The general public fails to recognise that any good hacker is trying to take advantage of our hacking misconceptions by generally being very simple and thus hard to notice. Agent Smith said it best, "Billions of people, just living out their lives...oblivious."
Are you aware of the ways that you may be vulnerable to a potential hacker? Are you prepared to go the extra mile to ensure you are secure against less visible threats? Hackers are happy to assume that you are both unaware and unprepared but have no fear, we have compiled a list of five of the most common ways that your computer can be compromised that you probably don't know about.
A Brute force attack aims to guess every possible password combinations until it comes to yours. These attacks have recently become more dangerous due to automation and the tendency to use weak passwords. As far as most computer
security threats go this one is unique as the only one that theoretically attempts to try all possible alphanumerical combinations until the right password is found.
Fortunately for us, computers are now far more capable in the way they create passwords. Using a password manager, you can create long and difficult passwords that the program will remember for you. That is one sure way to ensure that any hacker would need at least thousands of years to attempt a brute force hack on your private account.
USB devices can emulate other devices if the operating system (OS) that they are plugged into trusts physical devices absolutely. In this situation, a USB device can emulate a Keyboard and execute a malicious code as an Admin.

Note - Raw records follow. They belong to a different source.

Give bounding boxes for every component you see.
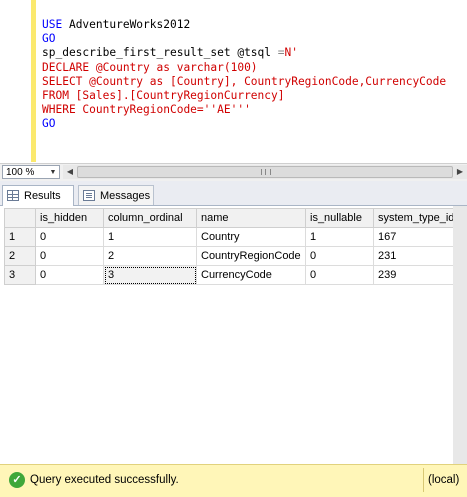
code-line[interactable]: WHERE CountryRegionCode=''AE''' bbox=[42, 103, 446, 117]
scrollbar-thumb[interactable] bbox=[77, 166, 453, 178]
status-divider bbox=[423, 468, 424, 492]
column-header[interactable]: column_ordinal bbox=[103, 208, 197, 228]
cell-is-hidden[interactable]: 0 bbox=[35, 265, 104, 285]
row-number[interactable]: 2 bbox=[4, 246, 36, 266]
cell-column-ordinal-selected[interactable]: 3 bbox=[103, 265, 197, 285]
code-token: sp_describe_first_result_set bbox=[42, 46, 238, 60]
code-token: SELECT @Country as [Country], CountryReg… bbox=[42, 74, 447, 88]
cell-is-nullable[interactable]: 1 bbox=[305, 227, 374, 247]
cell-name[interactable]: Country bbox=[196, 227, 306, 247]
chevron-down-icon[interactable]: ▼ bbox=[48, 167, 58, 178]
sql-code[interactable]: USE AdventureWorks2012 GO sp_describe_firs… bbox=[42, 18, 446, 132]
tab-messages[interactable]: Messages bbox=[78, 185, 154, 205]
cell-system-type-id[interactable]: 239 bbox=[373, 265, 466, 285]
results-pane: Results Messages is_hidden column_ordina… bbox=[0, 181, 467, 464]
code-line[interactable]: GO bbox=[42, 32, 446, 46]
column-header[interactable]: name bbox=[196, 208, 306, 228]
success-check-icon: ✓ bbox=[9, 472, 25, 488]
results-tab-strip: Results Messages bbox=[0, 181, 467, 206]
code-line[interactable]: GO bbox=[42, 117, 446, 131]
column-header[interactable]: is_nullable bbox=[305, 208, 374, 228]
cell-is-nullable[interactable]: 0 bbox=[305, 265, 374, 285]
code-line[interactable]: sp_describe_first_result_set @tsql =N' bbox=[42, 46, 446, 60]
column-header[interactable]: is_hidden bbox=[35, 208, 104, 228]
tab-results[interactable]: Results bbox=[2, 185, 74, 206]
cell-name[interactable]: CountryRegionCode bbox=[196, 246, 306, 266]
cell-column-ordinal[interactable]: 2 bbox=[103, 246, 197, 266]
table-row[interactable]: 3 0 3 CurrencyCode 0 239 bbox=[4, 265, 466, 285]
code-token: FROM [Sales].[CountryRegionCurrency] bbox=[42, 88, 285, 102]
code-token: DECLARE @Country as varchar(100) bbox=[42, 60, 258, 74]
editor-horizontal-scrollbar[interactable]: ◀ ▶ bbox=[63, 165, 467, 179]
column-header[interactable]: system_type_id bbox=[373, 208, 466, 228]
code-token: WHERE CountryRegionCode=''AE''' bbox=[42, 103, 251, 117]
code-line[interactable]: DECLARE @Country as varchar(100) bbox=[42, 61, 446, 75]
code-token: = bbox=[277, 46, 285, 60]
results-vertical-scrollbar[interactable] bbox=[453, 206, 467, 464]
status-bar: ✓ Query executed successfully. (local) bbox=[0, 464, 467, 497]
cell-system-type-id[interactable]: 167 bbox=[373, 227, 466, 247]
results-grid[interactable]: is_hidden column_ordinal name is_nullabl… bbox=[4, 208, 466, 285]
row-number[interactable]: 1 bbox=[4, 227, 36, 247]
grid-header-row: is_hidden column_ordinal name is_nullabl… bbox=[4, 208, 466, 228]
tab-label: Messages bbox=[100, 190, 151, 202]
code-token: GO bbox=[42, 117, 56, 131]
server-name: (local) bbox=[428, 474, 460, 486]
code-token: GO bbox=[42, 32, 56, 46]
grid-icon bbox=[7, 190, 19, 201]
code-token: N' bbox=[284, 46, 298, 60]
cell-column-ordinal[interactable]: 1 bbox=[103, 227, 197, 247]
zoom-value: 100 % bbox=[6, 167, 35, 178]
table-row[interactable]: 2 0 2 CountryRegionCode 0 231 bbox=[4, 246, 466, 266]
table-row[interactable]: 1 0 1 Country 1 167 bbox=[4, 227, 466, 247]
scroll-right-icon[interactable]: ▶ bbox=[453, 165, 467, 179]
code-token: AdventureWorks2012 bbox=[68, 18, 191, 31]
status-message: Query executed successfully. bbox=[30, 474, 179, 486]
editor-bottom-strip: 100 % ▼ ◀ ▶ bbox=[0, 163, 467, 182]
grip-icon bbox=[261, 169, 271, 175]
tab-label: Results bbox=[24, 190, 61, 202]
zoom-dropdown[interactable]: 100 % ▼ bbox=[2, 165, 60, 179]
changed-lines-marker bbox=[31, 0, 36, 162]
cell-is-nullable[interactable]: 0 bbox=[305, 246, 374, 266]
messages-icon bbox=[83, 190, 95, 201]
code-line[interactable]: SELECT @Country as [Country], CountryReg… bbox=[42, 75, 446, 89]
code-token: @tsql bbox=[237, 46, 278, 60]
code-token: USE bbox=[42, 18, 69, 31]
cell-is-hidden[interactable]: 0 bbox=[35, 227, 104, 247]
code-line[interactable]: FROM [Sales].[CountryRegionCurrency] bbox=[42, 89, 446, 103]
row-number[interactable]: 3 bbox=[4, 265, 36, 285]
cell-name[interactable]: CurrencyCode bbox=[196, 265, 306, 285]
code-line[interactable]: USE AdventureWorks2012 bbox=[42, 18, 446, 32]
scroll-left-icon[interactable]: ◀ bbox=[63, 165, 77, 179]
query-editor[interactable]: USE AdventureWorks2012 GO sp_describe_firs… bbox=[0, 0, 467, 162]
grid-corner-cell[interactable] bbox=[4, 208, 36, 228]
cell-is-hidden[interactable]: 0 bbox=[35, 246, 104, 266]
cell-system-type-id[interactable]: 231 bbox=[373, 246, 466, 266]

This malware could do anything from completely taking over your PC to deleting your entire system directory.
These kinds of Hacks take advantage of both your unsuspecting nature and the way your computer operates to create a scenario in which trust becomes your worst enemy. The way to be safe against these types of attack is to use tools that monitor for and scan USB drives as they are connected to your PC.
Phishing is the attempt to get usernames and passwords from unsuspecting users by pretending to be a genuine agency or company. Hackers who use phishing techniques often design fake login pages that look similar to the login pages of genuine websites. The main idea is to use some type of situational context to trick you into providing your sensitive data.

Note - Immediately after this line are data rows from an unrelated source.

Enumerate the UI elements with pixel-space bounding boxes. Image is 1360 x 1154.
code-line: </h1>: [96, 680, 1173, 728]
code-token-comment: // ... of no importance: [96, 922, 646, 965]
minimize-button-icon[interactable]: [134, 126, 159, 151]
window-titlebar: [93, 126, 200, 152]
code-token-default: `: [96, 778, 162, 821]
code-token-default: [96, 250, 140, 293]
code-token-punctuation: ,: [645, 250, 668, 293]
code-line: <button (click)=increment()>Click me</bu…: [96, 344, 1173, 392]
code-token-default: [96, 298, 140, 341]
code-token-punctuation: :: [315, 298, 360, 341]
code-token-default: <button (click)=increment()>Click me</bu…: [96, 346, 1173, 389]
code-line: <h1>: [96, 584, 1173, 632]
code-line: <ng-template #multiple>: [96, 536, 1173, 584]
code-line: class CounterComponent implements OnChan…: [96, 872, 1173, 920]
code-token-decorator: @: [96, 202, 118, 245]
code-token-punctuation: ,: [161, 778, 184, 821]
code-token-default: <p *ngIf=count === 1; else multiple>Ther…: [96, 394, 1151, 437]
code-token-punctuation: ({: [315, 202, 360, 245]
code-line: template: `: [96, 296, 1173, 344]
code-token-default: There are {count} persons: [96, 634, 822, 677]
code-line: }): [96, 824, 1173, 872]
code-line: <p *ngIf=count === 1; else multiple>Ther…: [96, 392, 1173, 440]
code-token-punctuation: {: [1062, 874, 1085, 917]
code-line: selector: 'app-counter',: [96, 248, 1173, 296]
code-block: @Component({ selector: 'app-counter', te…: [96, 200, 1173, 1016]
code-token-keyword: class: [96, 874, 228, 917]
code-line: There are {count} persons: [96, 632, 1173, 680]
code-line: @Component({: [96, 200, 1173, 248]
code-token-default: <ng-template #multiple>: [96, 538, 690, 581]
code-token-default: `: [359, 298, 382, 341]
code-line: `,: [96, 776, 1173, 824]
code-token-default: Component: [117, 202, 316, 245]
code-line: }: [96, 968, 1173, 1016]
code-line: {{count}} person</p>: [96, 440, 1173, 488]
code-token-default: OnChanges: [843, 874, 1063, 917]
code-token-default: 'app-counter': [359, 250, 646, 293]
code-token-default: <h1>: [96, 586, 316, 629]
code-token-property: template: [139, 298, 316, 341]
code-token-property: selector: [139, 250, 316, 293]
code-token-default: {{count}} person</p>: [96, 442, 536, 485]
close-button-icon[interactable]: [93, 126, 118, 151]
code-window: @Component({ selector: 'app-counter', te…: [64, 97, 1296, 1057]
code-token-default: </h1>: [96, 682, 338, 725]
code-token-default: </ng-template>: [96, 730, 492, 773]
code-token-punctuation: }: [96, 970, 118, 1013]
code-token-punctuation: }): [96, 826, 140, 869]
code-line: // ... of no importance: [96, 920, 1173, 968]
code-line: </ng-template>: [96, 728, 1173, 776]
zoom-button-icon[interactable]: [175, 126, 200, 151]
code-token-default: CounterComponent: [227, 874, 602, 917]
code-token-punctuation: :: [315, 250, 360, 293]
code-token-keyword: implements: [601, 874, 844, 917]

For example, let's say you received an email from PayPal asking you to confirm your billing address. It looks like every other email you've ever received from PayPal so you click on the link to continue to the web page and update your account.
This is how simple it could be for a hacker to gain access to your money. Always remember to check hyperlinks and URLs as well as to enter false information on your first time entering a page to see if it reacts in the correct way.
Drive by Downloads
There is no difference between code and data. Inside of a computer, all code is data, and all data can be executed just like code. This means that the abstraction that makes sense to us as users can be exploited by hackers to allow them an opportunity to install malware onto your device.
Those free movies, music and apps that you love are often accompanied by malware and viruses. Hiding behind a VPN won't help here I'm afraid, the embedded code can often still be executed as long as the hacker can get the execution pointer to jump to the correct point in your computer's memory.
Hackers know that computers have internal systems and that these internal systems are easily accessed and changed. What could appear as magic to me and you can literally be child’s play to a hacker seeing as everything that a computer program can do is stored in memory that can be changed.
There are a few programs out there that attempt to prevent this kind of attack and they often offer adequate protection against them.In this situation, being aware of the problem is the first step in making yourself secure but using a program does not change the fact that this issue is caused solely by the type of computers we use today.
What Can We Learn?
Hackers have two main traits that set them apart from the average user. First, they want to know how stuff works, as deeply as possible. Second, they are patient enough to get to the bottom of things.
These traits combined with the fact that computers are not magic and can always be understood can create a dangerous environment. It is best to remain proactive using antivirus tools to protect your devices.